Clothed in Creation with Lauryn Parks

Lauryn Parks is a Pittsburgh-based nonbinary model, painter, and fashion creative with an exuberant personality and magnetic energy. They express their identity passionately through clothing and style — storytelling through each hand-selected piece. 

Black person with short hair, black ribbed T-shirt, and silver necklace stares into the camera
Lauryn Parks // Photo by Dasi (@hildahs_child)

When meeting Lauryn, you will be reminded that fashion is an art. Her style is distinct and reflective of individuality. She utilizes artistic elements of shapes, colors, and textures to transform an outfit, every assembled garment exposing an aspect of her creative process. While Pittsburgh is not known as a fashion city and is often lacking in opportunities for such artists, Lauryn's work is evident that there are creatives bringing change to the conversation. 


Lauryn has also expanded her creative talents into a sustainable fashion business, Bad Bitch Thriftin’, sourcing and reselling vintage and thrifted clothing and accessories. They aim to provide their community with the opportunity to revive their wardrobes with collections that assert character. 


We asked Lauryn to share insight into their artistry. (This interview has been condensed for space and clarity.)


What inspires you to create?

I’m honestly driven by the psychology of “Look good, feel good,” and I practice and challenge that ideology for myself even on some of my worst days and want to encourage others to do the same for themselves. I want to offer them clothing that will make them feel good about themselves internally and externally!


Black person with short hair, red sunglasses, large silver hoop earrings, silver necklaces, and a colorful striped long sleeved shirt
Lauryn Parks // Photo by Dasi (@hildahs_child)

Are there consistent themes that influence your work?

Personally, I’ve always been influenced by colors and patterns. I view clothing as a form of expression to the extent it is essentially wearable art. The boldness of vibrant colors and black and white, combined with patterns, have always made me feel something deep within me that is truly indescribable but have inspired me in a variety of ways to create paintings based off the clothing I find as well as create bold, striking outfits for myself to enjoy.


How do you know when a work is finished?

I know when a piece is “complete” for me when I feel I don’t have anything else to contribute to it or simply when I feel satisfied with the work I’ve done. I will call it finished but truthfully, even with those answers, most of my work is always in a state of “to be continued, altered or could add more but I am content with what I’ve done.”  Being content with my work, whether it be an outfit or painting, will allow me to stop and say this is complete for now, but I am always open and willing to add more or even recreate if feeling inspired to do so.

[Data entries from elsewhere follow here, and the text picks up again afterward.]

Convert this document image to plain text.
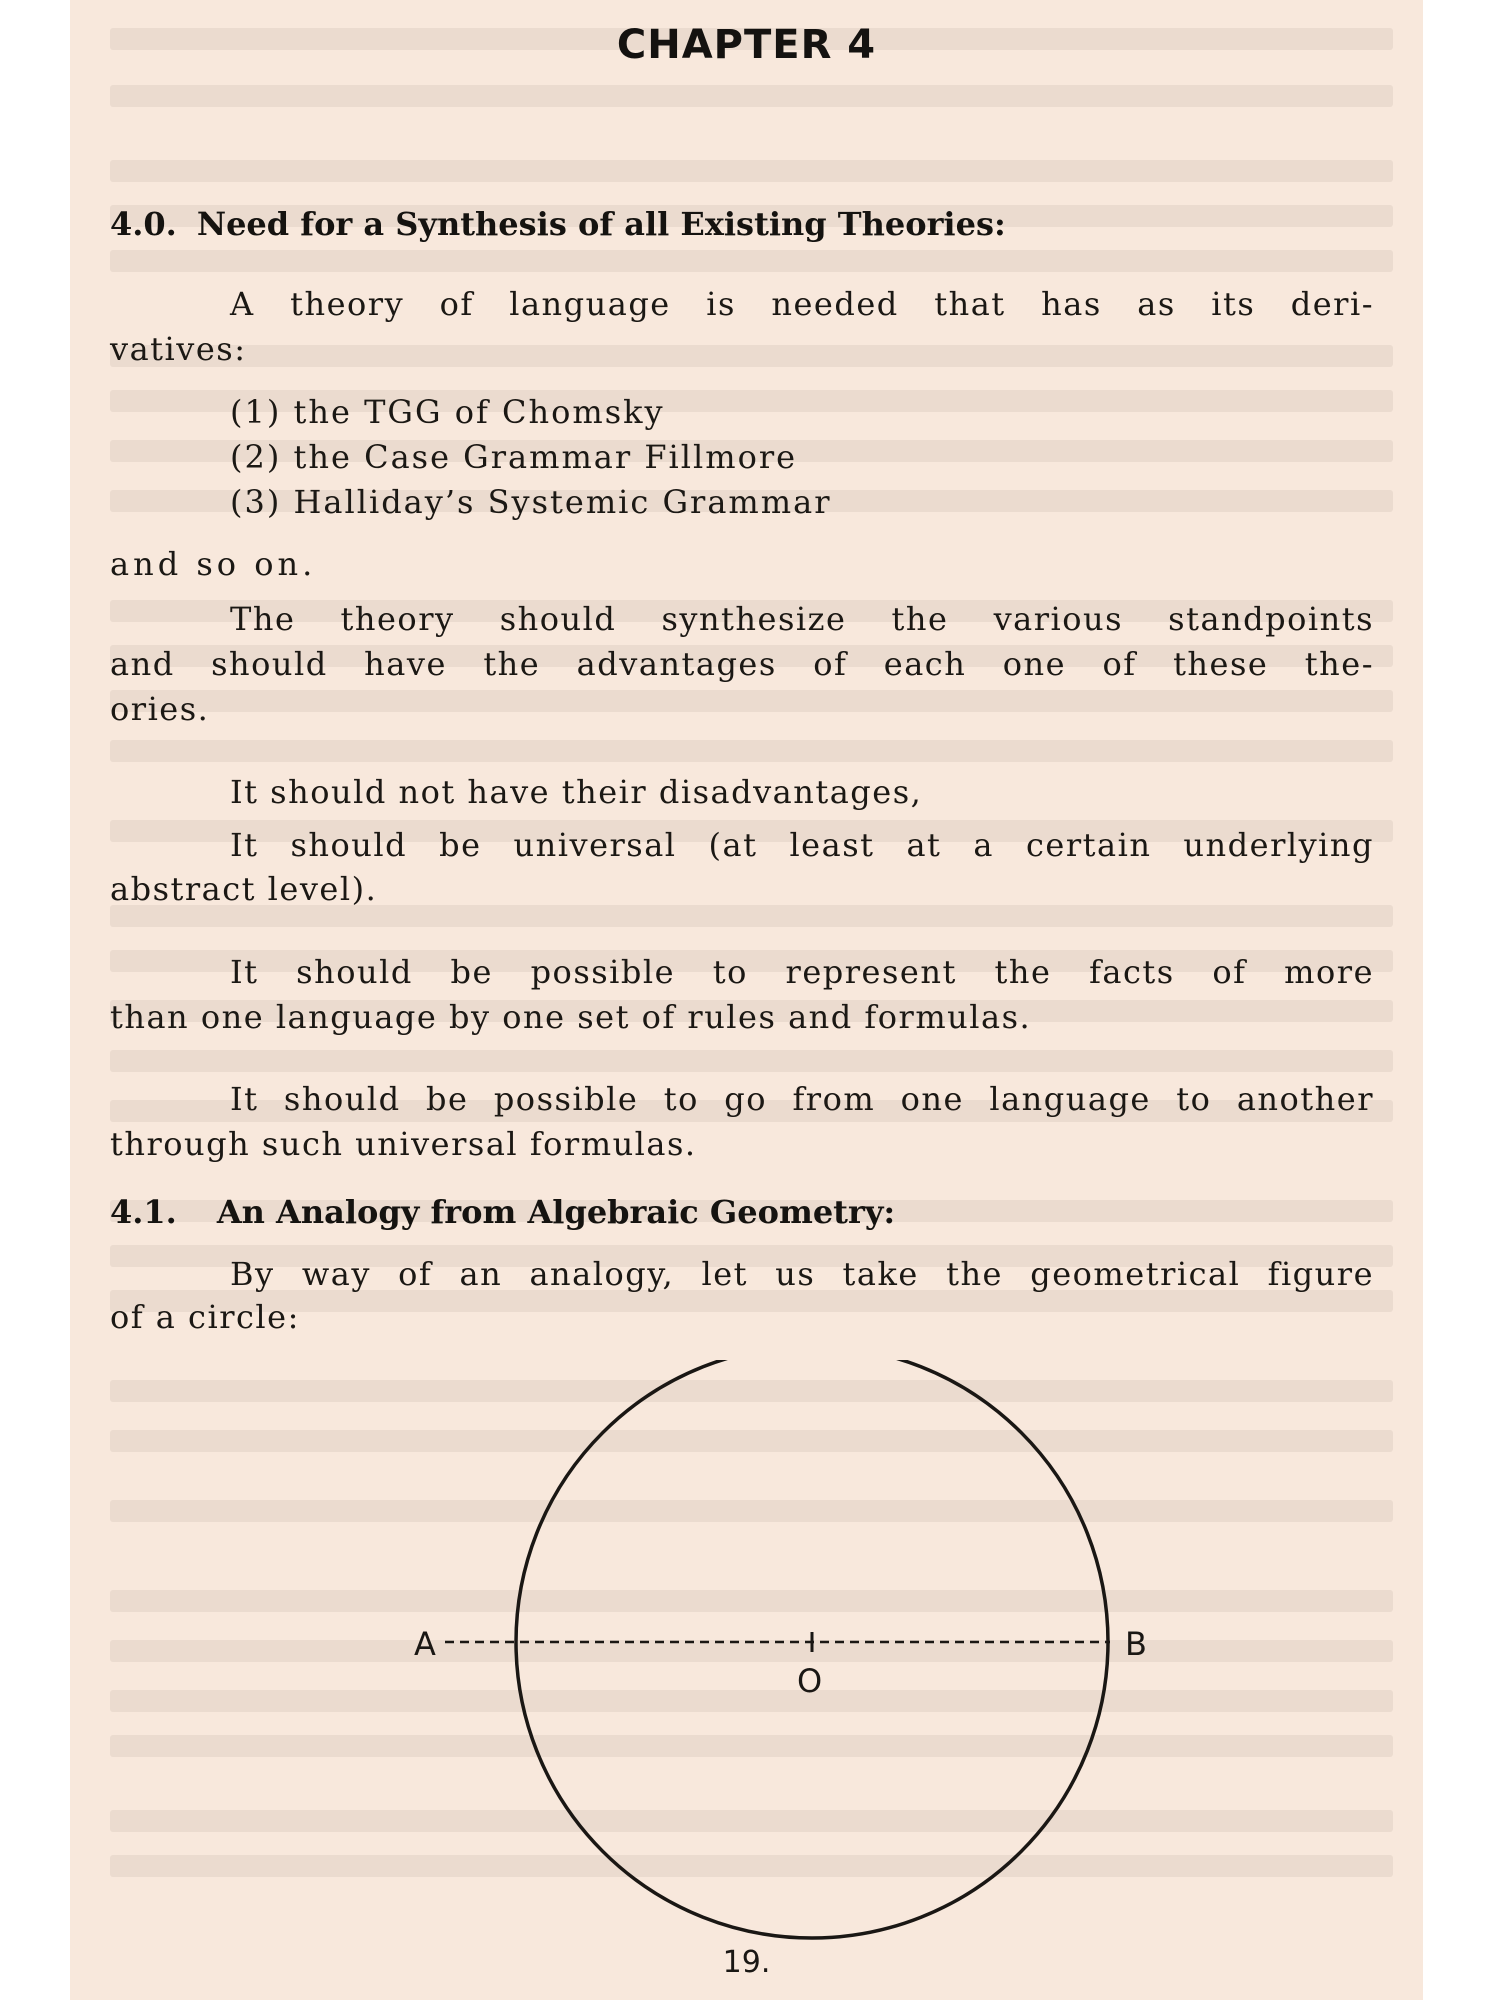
CHAPTER 4
4.0. Need for a Synthesis of all Existing Theories:
A theory of language is needed that has as its deri-
vatives:
(1) the TGG of Chomsky
(2) the Case Grammar Fillmore
(3) Halliday’s Systemic Grammar
and so on.
The theory should synthesize the various standpoints
and should have the advantages of each one of these the-
ories.
It should not have their disadvantages,
It should be universal (at least at a certain underlying
abstract level).
It should be possible to represent the facts of more
than one language by one set of rules and formulas.
It should be possible to go from one language to another
through such universal formulas.
4.1. An Analogy from Algebraic Geometry:
By way of an analogy, let us take the geometrical figure
of a circle:
A	B
O
19.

How has your style evolved over time?

My style has evolved immensely since I was able to work and afford my own things. I’ve never been one to be on trend which at one point in time was very hard for me during school, but then I made sure to reframe that mindset and am very happy I never was dressed like anyone else. Also I used to avoid colors, as much as I liked them, I didn’t want to bring too much attention to myself. My first job being a resale clothing store helped me find my own sense of style that I got to perfect throughout my years working there. I came from regular ol’ jeans, a T- shirt, and hoodie to unique eclectic garments that truly express me!

"I view clothing as a form of expression to the extent it is essentially wearable art."

What would a world without art look like?

Boring wouldn’t even begin to describe a life without art. I think we would have this feeling of emptiness all around the world without art, but we wouldn’t even know what was missing. Buildings, clothing, signs, even nature are all forms of art, how could we exist without them. If all art suddenly ceased to exist, not to be dramatic but I might not survive!


How do you believe the Pittsburgh art community can encourage and support your career growth?

I believe being connected with the art community can really help expand my business primarily through word of mouth, by getting people interested in sources of sustainable fashion. Being able to let people know the many things I do and learning what they do, allows us to collaborate on ideas that may unite groups of people is an amazing way to facilitate growth for my career.